L'imagination et l'intuition créative (stimulée par l'inspiration transformationnelle - au cœur de l'imaginierie stratégique – et amenant à un « décentrement » par rapport au présent) doivent ainsi constituer des éléments fondamentaux dans l'appréhension de la réalité complexe.

La smart city comme « ville intelligente » générique, programmée et programmante pouvant constituer une dystopie aliénante pour les citoyens

L'expression « smart city » désigne une ville utilisant les  technologies de l'information et de la communication pour « améliorer la qualité des services urbains ou encore réduire ses coûts »[8]..Ce concept désigne un type de développement urbain apte à répondre à l'évolution ou à l'émergence des besoins des institutions, des entreprises et des citoyens, tant sur le plan économique, social, qu'environnemental. Fabien Deglise (2014) analyse le risque de développement de villes dystopiques totalitaires par le biais du concept de « smart city » et ses risques potentiels sur les libertés citoyennes. Selon ce journaliste,

La question va finir par se poser : une ville dite intelligente risque-t-elle, à l’usage, de conduire ses habitants sur le chemin de la stupidité ?

Le portrait de cette ville fantasmée par le présent n’est (...) pas très clair. Mais il est aussi soutenu actuellement par des politiciens en mal de solutions simples à des problèmes complexes, (...), ainsi que par de puissants acteurs du monde de l’informatique comme les Google, Cisco, IBM, Dell et d’autres, dont les intentions commerciales derrière l’avènement des villes connectées pourraient (...) ne pas  être profitables aux citadins dont on cherche pourtant à améliorer le cadre de vie.

La spécialiste des villes intelligentes Marie-Andrée Doran affirme à ce propos qu'« une ville intelligente va devoir servir le citoyen, pas l’inverse ». Selon Deglise, la prémisse est « inspirante, tout en lustrant le mythe avec une bonne dose d’humanisme » tandis  que pour Stéphane Roche, elle « replace le citoyen au cœur du débat ». Ce professeur de géomatique évoque ainsi le besoin fondamental pour les citoyens d’être actifs, informés et engagés dans une telle structure, car « depuis toujours, les organisations humaines, publiques ou privées, utilisent les innovations pour affirmer leur pouvoir ». De ce fait, « dans la ville intelligente, cette logique va encore être là et du coup, sa passivité, le citoyen pourrait la payer cher ». Deglise conclut cette analyse critique en soulignant que le numérique étant binaire, l’utopie qu’elle construit ne peut qu’être accompagnée de son contraire : une dystopie dans laquelle la ville intelligente pourrait aussi tomber.

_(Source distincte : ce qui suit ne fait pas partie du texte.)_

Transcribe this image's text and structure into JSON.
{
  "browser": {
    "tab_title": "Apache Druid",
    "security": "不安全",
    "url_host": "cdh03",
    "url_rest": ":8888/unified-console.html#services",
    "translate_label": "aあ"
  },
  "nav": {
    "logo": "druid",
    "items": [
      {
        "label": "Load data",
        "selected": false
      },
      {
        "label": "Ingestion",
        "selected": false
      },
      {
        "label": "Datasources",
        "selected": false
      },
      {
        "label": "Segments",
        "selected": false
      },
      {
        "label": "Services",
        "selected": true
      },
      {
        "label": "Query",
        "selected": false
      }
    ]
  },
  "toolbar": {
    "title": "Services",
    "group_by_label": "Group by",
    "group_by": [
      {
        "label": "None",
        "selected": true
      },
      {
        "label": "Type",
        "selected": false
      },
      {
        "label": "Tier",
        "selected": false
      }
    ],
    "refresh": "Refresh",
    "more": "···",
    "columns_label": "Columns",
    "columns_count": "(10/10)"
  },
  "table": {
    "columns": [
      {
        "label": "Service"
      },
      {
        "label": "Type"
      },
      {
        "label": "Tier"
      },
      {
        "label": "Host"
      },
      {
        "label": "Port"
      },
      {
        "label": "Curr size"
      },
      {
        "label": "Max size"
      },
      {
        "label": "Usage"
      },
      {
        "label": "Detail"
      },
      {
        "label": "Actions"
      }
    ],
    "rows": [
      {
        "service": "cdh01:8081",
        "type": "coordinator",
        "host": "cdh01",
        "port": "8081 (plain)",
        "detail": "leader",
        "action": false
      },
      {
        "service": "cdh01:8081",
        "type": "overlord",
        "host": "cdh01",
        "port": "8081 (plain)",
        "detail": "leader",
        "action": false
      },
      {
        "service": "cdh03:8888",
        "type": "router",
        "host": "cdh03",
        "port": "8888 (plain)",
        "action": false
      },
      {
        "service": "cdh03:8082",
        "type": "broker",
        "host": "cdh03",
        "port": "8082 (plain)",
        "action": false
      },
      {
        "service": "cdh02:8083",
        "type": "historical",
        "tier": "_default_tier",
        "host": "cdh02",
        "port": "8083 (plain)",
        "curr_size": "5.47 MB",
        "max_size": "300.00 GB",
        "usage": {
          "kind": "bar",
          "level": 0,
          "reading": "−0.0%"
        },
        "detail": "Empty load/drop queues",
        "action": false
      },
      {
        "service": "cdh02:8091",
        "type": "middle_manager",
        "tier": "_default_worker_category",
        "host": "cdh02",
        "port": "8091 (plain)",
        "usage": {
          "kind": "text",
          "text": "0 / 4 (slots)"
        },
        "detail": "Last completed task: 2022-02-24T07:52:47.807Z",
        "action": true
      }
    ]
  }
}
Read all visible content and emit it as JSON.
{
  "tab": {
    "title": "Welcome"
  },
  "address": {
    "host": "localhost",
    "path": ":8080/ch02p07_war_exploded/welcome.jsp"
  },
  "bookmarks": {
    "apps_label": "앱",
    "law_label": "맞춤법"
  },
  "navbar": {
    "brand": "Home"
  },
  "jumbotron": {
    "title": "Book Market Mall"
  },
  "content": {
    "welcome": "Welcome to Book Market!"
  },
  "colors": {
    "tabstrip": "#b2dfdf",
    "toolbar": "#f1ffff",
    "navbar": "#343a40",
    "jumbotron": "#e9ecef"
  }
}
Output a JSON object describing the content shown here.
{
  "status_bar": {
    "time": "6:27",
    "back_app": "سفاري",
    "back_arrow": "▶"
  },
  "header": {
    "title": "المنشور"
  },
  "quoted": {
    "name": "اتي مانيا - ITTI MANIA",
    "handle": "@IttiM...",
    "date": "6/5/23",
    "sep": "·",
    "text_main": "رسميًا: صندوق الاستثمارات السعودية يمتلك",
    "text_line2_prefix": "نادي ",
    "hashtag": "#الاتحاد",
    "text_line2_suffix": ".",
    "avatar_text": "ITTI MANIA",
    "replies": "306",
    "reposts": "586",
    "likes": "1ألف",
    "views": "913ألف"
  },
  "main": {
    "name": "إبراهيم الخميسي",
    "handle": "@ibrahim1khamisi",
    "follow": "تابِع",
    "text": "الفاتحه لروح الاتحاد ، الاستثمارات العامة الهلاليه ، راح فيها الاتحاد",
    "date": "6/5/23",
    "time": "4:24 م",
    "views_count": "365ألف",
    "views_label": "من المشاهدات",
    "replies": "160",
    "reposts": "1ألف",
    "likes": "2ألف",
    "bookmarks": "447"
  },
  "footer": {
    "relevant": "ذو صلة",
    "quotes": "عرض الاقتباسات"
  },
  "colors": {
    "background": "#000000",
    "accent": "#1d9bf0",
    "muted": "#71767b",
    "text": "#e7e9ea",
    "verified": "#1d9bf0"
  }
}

Des « objets sociaux captés » aux « citoyens capteurs » afin de placer le « Nous qualifiant - quantifiant » au cœur des organisations territoriales intelligentes

Laurence Allard et Olivier Blondeau (2014) analysent le concept de « citoyen capteur », en soulignant l'importance de la maîtrise des données par ces acteurs politiques :

Le citoyen a de plus en plus conscience d’être confronté à un monde de données et d’algorithmes dans son activité ordinaire. (...) La captation passive des données par différents dispositifs dont seraient porteurs des « objets », pourrait dessaisir le citoyen de ses capacités de réflexion et d’action sociales, politiques ou environnementales.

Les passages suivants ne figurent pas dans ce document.